看到冯弇的情绪平复也一些,李三娘回到坐位上,轻言细语地问道:“冯将军,此去长安,有没有别的消息带回来?”
“有的,”冯弇放下茶碗,坐直身体,回答道:“听东岸来的百姓说,唐公已挥师西进,在霍邑地区遭遇陏军宋老生部的阻拦,因连日来大雨不断,现两军对峙在贾胡堡。另外,听说秦王世民征讨河西,势如破竹,所到之处开仓放粮,扶危济困,大得民心啊!”
李三娘不禁浓眉舒展,嘴角轻扬,一双黑瞳满是欣喜之光。
见冯弇嚅了嚅嘴唇,欲言又止,李三娘说道:“冯将军还有什么消息,但说无妨。”
“夫人,长安城中也有些不太好的事情发生,”冯弇顿了顿,接着说道:“阴世师公然斩杀义军的使者,撕毁唐公的檄文,还派人掘开李氏的祖坟,捣毁李氏的祖庙,还有…”
不祥之感顿时弥漫在李三娘的心间,她咬了咬嘴唇,问道:“还有什么?”
冯弇难过地低下头去,用小得几乎只有他自己能够听到的声音说道:“还有,那阴世师丧尽天良,把五爷李智云处以极刑,还把他的头颅挂在长安城永宁门上示众,老百姓看到了没有不难过的,都说五爷年纪尚小就遭此横祸…”

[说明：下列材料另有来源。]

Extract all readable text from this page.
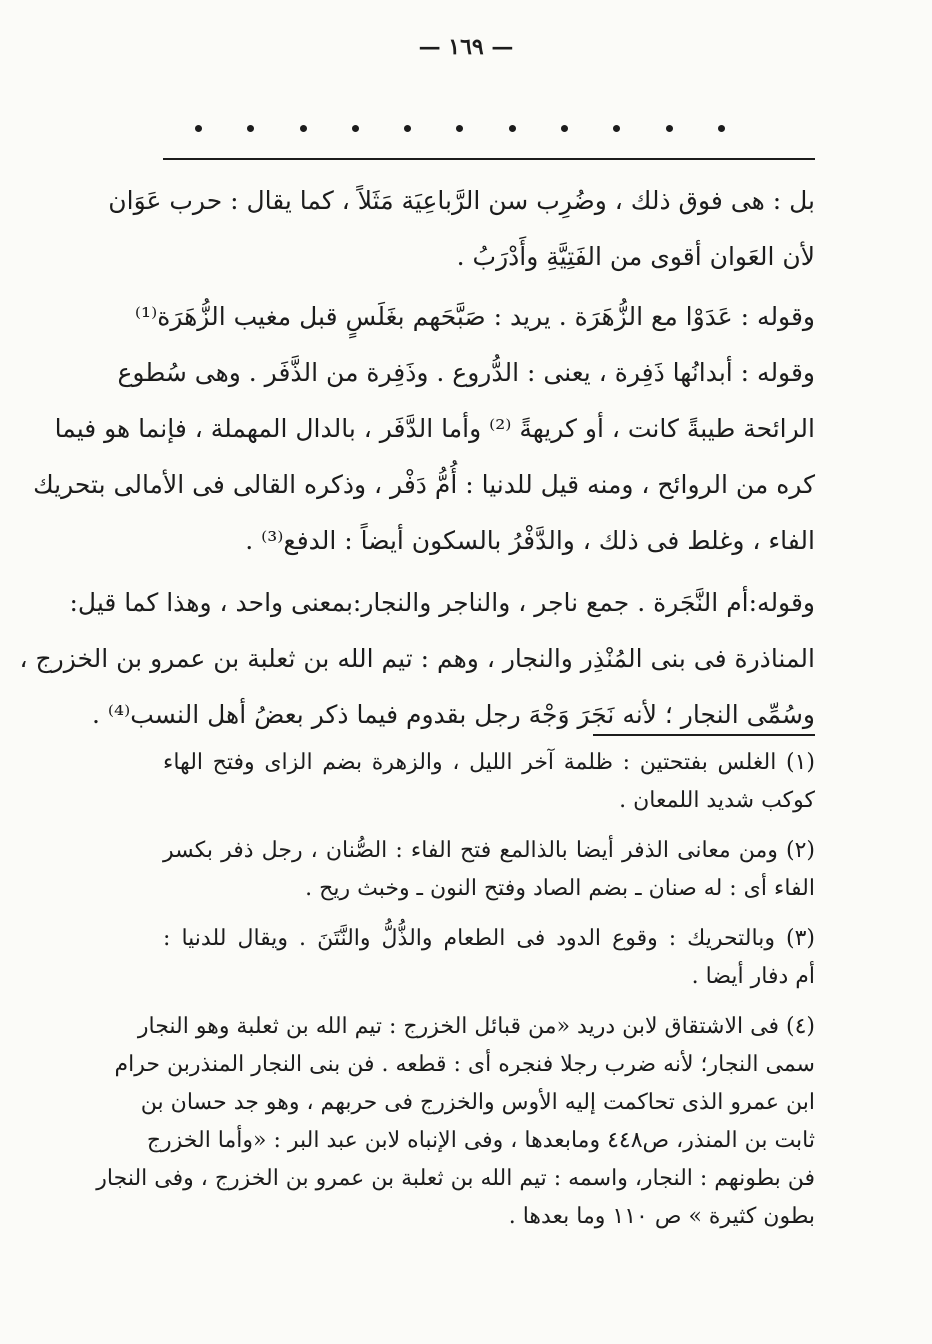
— ١٦٩ —
بل : هى فوق ذلك ، وضُرِب سن الرَّباعِيَة مَثَلاً ، كما يقال : حرب عَوَان
لأن العَوان أقوى من الفَتِيَّةِ وأَدْرَبُ .
وقوله : عَدَوْا مع الزُّهَرَة . يريد : صَبَّحَهم بغَلَسٍ قبل مغيب الزُّهَرَة⁽¹⁾
وقوله : أبدانُها ذَفِرة ، يعنى : الدُّروع . وذَفِرة من الذَّفَر . وهى سُطوع
الرائحة طيبةً كانت ، أو كريهةً ⁽²⁾ وأما الدَّفَر ، بالدال المهملة ، فإنما هو فيما
كره من الروائح ، ومنه قيل للدنيا : أُمُّ دَفْر ، وذكره القالى فى الأمالى بتحريك
الفاء ، وغلط فى ذلك ، والدَّفْرُ بالسكون أيضاً : الدفع⁽³⁾ .
وقوله:أم النَّجَرة . جمع ناجر ، والناجر والنجار:بمعنى واحد ، وهذا كما قيل:
المناذرة فى بنى المُنْذِر والنجار ، وهم : تيم الله بن ثعلبة بن عمرو بن الخزرج ،
وسُمِّى النجار ؛ لأنه نَجَرَ وَجْهَ رجل بقدوم فيما ذكر بعضُ أهل النسب⁽⁴⁾ .
(١) الغلس بفتحتين : ظلمة آخر الليل ، والزهرة بضم الزاى وفتح الهاء
كوكب شديد اللمعان .
(٢) ومن معانى الذفر أيضا بالذالمع فتح الفاء : الصُّنان ، رجل ذفر بكسر
الفاء أى : له صنان ـ بضم الصاد وفتح النون ـ وخبث ريح .
(٣) وبالتحريك : وقوع الدود فى الطعام والذُّلُّ والنَّتَنَ . ويقال للدنيا :
أم دفار أيضا .
(٤) فى الاشتقاق لابن دريد «من قبائل الخزرج : تيم الله بن ثعلبة وهو النجار
سمى النجار؛ لأنه ضرب رجلا فنجره أى : قطعه . فن بنى النجار المنذربن حرام
ابن عمرو الذى تحاكمت إليه الأوس والخزرج فى حربهم ، وهو جد حسان بن
ثابت بن المنذر، ص٤٤٨ ومابعدها ، وفى الإنباه لابن عبد البر : «وأما الخزرج
فن بطونهم : النجار، واسمه : تيم الله بن ثعلبة بن عمرو بن الخزرج ، وفى النجار
بطون كثيرة » ص ١١٠ وما بعدها .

一时间,李三娘如五雷轰顶,双眼发黑,胸闷气短,瘫倒在坐位上,冯弇后面说的什么她一句也没听到。
身边的凤鸢和巧珠见状,连忙上前来侍奉主子,一个揉着胸口,一个端水来喂,冯弇惊得从座位上站了起来,象个木头人似的垂立在那儿,不知所措。
好一会儿,李三娘才缓过劲儿来,脸色蜡白如纸,她从腰间的承露囊中摸出五弟留给自己的玉佩,紧紧地拽在左手中,然后抬起右手摆了摆,示意冯弇退下。